Она не послушалась, взяла палку и пошла. Я схватил ее за рукав, она упала. Села на пол и заплакала:

— Я еще не покойница!

Кто этих женщин разберет: ее жалеешь, а она думает, что ты ее в грош не ставишь.

Через три месяца рис съели. Если бы Цзячжэнь не подмешивала тыквенные листья и кору, хватило бы только на две недели. У всех в деревне зерно кончилось. Некоторые ели корни деревьев.

Людей в деревне становилось все меньше, каждый день ходили в город побираться. Бригадир несколько раз отправлялся в уезд, а когда возвращался, едва доползал до околицы и без сил плюхался на землю. Его спрашивали:





— Бригадир, когда пришлют зерно из уезда?

А он отвечал только:

— Я устал.

И добавлял:

— В город не ходите, у них тоже ничего нет.

Цзячжэнь, хотя прекрасно знала, что все коренья уже выкопали, брала палку и ходила вместе с Юцином их искать. Он тогда сильно вытянулся и от голода был худой как щепка. Когда он говорил:

— Мама, я дальше не могу идти, я хочу есть, — она только и могла ответить:

— Залей голод водой.

Он шел к пруду и жадно хлебал воду.

Фэнся ходила со мной искать в поле батат. Земля там была рыта-перерыта, иногда за целый день находилась только гнилая ботва. У Фэнся лицо стало землистым от голода, голова болталась туда-сюда вместе с ударами мотыги. Дочка жаловаться не могла, она умела только работать.

Она всюду ходила за мной. Я знаками велел ей копать в другом месте. И зря.

Рядом с ней искал батат наш деревенский Ван Сы.
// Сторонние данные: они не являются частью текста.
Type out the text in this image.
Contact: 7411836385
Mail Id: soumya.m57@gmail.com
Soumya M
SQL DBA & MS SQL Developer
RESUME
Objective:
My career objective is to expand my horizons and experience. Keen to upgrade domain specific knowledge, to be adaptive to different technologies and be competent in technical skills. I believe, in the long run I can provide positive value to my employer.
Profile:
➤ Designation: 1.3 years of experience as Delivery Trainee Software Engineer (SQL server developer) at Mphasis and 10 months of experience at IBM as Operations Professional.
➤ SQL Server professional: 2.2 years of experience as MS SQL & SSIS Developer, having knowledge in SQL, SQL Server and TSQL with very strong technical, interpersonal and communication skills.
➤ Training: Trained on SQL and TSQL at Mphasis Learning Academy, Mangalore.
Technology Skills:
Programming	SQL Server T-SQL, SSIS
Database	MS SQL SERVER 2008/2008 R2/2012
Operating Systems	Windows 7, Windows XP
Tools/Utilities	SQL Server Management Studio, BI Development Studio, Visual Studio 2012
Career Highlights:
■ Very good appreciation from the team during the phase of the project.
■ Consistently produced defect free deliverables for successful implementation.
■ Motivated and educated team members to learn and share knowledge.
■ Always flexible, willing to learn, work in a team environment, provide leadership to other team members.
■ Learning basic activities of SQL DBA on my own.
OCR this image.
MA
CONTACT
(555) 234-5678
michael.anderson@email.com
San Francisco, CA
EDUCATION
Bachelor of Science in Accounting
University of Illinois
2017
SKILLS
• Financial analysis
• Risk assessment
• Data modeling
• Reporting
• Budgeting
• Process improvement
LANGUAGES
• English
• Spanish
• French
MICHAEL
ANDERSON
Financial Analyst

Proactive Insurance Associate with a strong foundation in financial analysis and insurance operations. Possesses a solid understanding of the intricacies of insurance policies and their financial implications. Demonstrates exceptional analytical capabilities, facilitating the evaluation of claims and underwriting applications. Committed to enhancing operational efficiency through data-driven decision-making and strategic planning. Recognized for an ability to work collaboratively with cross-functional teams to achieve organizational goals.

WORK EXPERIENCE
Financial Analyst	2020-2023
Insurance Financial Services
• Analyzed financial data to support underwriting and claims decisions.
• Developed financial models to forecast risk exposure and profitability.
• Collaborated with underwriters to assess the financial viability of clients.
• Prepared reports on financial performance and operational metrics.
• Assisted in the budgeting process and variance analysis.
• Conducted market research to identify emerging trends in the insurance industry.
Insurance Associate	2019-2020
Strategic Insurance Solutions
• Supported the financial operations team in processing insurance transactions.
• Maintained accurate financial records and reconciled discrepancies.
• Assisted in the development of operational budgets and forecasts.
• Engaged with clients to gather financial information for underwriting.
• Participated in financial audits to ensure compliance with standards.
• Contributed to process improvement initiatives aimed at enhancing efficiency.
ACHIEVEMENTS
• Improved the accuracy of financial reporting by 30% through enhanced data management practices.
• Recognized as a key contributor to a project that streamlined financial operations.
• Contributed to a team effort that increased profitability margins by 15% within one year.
Вообще, он был мужик неплохой, помогал Цзячжэнь, пока я был в армии. Но голод не тетка. Фэнся наконец откопала клубень. Пока она его вытирала подолом, Ван Сы подкрался и отнял. Фэнся стала вырывать обратно, Ван Сы заголосил. Все посмотрели в их сторону и увидели, что Фэнся отнимает у Ван Сы клубень. Я подбежал и оторвал ее от Ван Сы. Она со слезами на глазах объяснила мне знаками, как было дело. Люди тоже увидели и спросили Ван Сы:

— Так кто у кого отнял?

Тот сделал обиженное лицо.

— Конечно, она у меня! Голод голодом, а совесть иметь надо!

Я ответил:

— У Фэнся есть совесть. Ван Сы, если это твой батат — забирай, а если не твой — он тебе не пойдет впрок.

Ван Сы вконец обнаглел:

— Да пусть она сама скажет!

Он отлично знал, что Фэнся даже мычать не может. Она открыла рот и беззвучно заплакала.

Меня затрясло.

— Ты, видать, и дедушки Грома не боишься — забирай!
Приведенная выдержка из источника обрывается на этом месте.